El abogado Gabriel Silva Riesco se ha destacado en el ámbito futbolístico chileno, representando a varios jugadores profesionales en sus trayectorias. Su detención en medio de la aflicción de los disturbios ha llevado a AFUCH a expresar su descontento ante la situación, señalando que la violencia reina en un escenario que debería ser de celebración y camaradería. “Expresamos nuestra mayor preocupación ante el desconocido paradero de uno de nuestros asociados”, indica su comunicado, que además resalta el impacto de la violencia en la identidad deportiva de Chile.
Los disturbios que han sacudido Avellaneda han dejado un saldo de al menos 19 chilenos heridos, de los cuales dos se encuentran en estado grave. La violencia en los estadios, lamentablemente, ha sido un tema recurrente en el fútbol sudamericano, y los eventos recientes han puesto de relieve una crisis social profunda que afecta la integridad de los aficionados y el desarrollo de este deporte. Los hechos ocurridos han sido condenados por distintas organizaciones deportivas y sociales que piden una reflexión urgente sobre el comportamiento de los hinchas.

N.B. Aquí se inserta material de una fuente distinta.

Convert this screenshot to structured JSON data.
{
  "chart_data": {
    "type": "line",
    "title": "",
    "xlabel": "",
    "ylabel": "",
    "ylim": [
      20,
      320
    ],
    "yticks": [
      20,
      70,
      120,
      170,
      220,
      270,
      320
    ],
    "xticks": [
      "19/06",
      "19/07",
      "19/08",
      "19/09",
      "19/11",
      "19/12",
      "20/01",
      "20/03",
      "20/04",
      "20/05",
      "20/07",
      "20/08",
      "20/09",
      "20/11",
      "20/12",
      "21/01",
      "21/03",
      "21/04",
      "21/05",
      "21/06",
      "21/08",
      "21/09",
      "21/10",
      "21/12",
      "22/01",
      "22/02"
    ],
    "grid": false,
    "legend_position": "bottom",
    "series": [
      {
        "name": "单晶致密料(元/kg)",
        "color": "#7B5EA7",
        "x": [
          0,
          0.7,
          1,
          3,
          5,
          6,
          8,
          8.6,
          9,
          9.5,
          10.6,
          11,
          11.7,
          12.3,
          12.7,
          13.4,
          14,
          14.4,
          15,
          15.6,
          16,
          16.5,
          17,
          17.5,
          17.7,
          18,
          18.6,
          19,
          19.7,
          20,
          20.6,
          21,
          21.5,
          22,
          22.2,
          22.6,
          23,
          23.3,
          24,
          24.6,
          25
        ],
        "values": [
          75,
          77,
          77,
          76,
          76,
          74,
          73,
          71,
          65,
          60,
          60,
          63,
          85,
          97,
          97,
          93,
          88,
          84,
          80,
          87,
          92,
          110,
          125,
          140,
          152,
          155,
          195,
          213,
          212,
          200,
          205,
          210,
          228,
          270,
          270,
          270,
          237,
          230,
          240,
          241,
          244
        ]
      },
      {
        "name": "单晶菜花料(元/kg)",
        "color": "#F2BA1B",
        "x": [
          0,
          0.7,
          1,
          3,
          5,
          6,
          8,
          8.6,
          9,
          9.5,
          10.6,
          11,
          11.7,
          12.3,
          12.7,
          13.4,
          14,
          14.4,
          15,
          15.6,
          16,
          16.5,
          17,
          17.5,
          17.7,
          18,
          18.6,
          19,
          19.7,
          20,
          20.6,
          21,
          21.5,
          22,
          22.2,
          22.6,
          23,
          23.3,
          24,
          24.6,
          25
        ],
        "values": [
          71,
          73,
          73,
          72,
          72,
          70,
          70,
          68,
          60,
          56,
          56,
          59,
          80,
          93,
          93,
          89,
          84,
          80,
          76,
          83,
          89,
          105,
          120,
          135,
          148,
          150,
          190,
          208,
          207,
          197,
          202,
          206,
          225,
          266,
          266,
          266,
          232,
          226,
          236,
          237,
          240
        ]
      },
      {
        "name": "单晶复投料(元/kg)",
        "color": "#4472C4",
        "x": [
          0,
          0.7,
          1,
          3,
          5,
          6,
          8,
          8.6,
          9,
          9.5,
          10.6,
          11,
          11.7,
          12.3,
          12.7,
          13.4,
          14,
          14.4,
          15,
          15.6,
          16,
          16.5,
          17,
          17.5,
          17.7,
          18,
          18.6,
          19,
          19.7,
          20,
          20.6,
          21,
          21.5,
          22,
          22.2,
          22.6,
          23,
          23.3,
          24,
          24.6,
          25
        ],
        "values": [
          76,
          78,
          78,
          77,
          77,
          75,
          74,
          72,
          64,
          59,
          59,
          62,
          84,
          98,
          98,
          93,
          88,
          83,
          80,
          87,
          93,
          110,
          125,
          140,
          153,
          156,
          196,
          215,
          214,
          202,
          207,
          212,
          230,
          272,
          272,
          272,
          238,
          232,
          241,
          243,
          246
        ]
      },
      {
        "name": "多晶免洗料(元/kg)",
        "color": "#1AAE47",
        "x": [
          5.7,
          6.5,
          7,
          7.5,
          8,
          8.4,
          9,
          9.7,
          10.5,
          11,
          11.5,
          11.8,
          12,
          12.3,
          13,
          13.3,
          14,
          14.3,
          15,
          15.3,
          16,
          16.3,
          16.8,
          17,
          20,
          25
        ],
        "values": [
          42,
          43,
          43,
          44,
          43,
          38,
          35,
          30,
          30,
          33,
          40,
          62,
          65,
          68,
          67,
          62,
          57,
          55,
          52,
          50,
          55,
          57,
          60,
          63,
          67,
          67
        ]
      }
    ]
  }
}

La AFUCH también ha agradecido las medidas que está tomando el Gobierno de Chile para gestionar el retorno de los compatriotas detenidos, incluyendo la intervención del Ministro del Interior, Álvaro Elizalde, y del Embajador en Argentina, José Antonio Viera-Gallo. Este apoyo institucional es crucial en situaciones de crisis, donde los ciudadanos chilenos requieren asistencia y protección. La comunidad futbolística está unida en la esperanza de que el agente Gabriel Silva pueda regresar a casa pronto y con buena salud, cuidando su bienestar en todo momento.
El anhelo por la seguridad y el regreso a Chile de Gabriel Silva y los demás compatriotas detenidos refleja no solo la solidaridad del mundo del fútbol, sino también un llamado a la paz y a la resolución de los conflictos a través del deporte. Las tragedias como la de Avellaneda deben ser motivo de aprendizaje y cambio, reforzando la idea de que el fútbol debe ser un espacio de unidad y disfrute, no de violencia y caos. Todos esperan que este episodio sirva como un punto de inflexión para erradicar la violencia en los estadios y fomentar un entorno más seguro para los aficionados.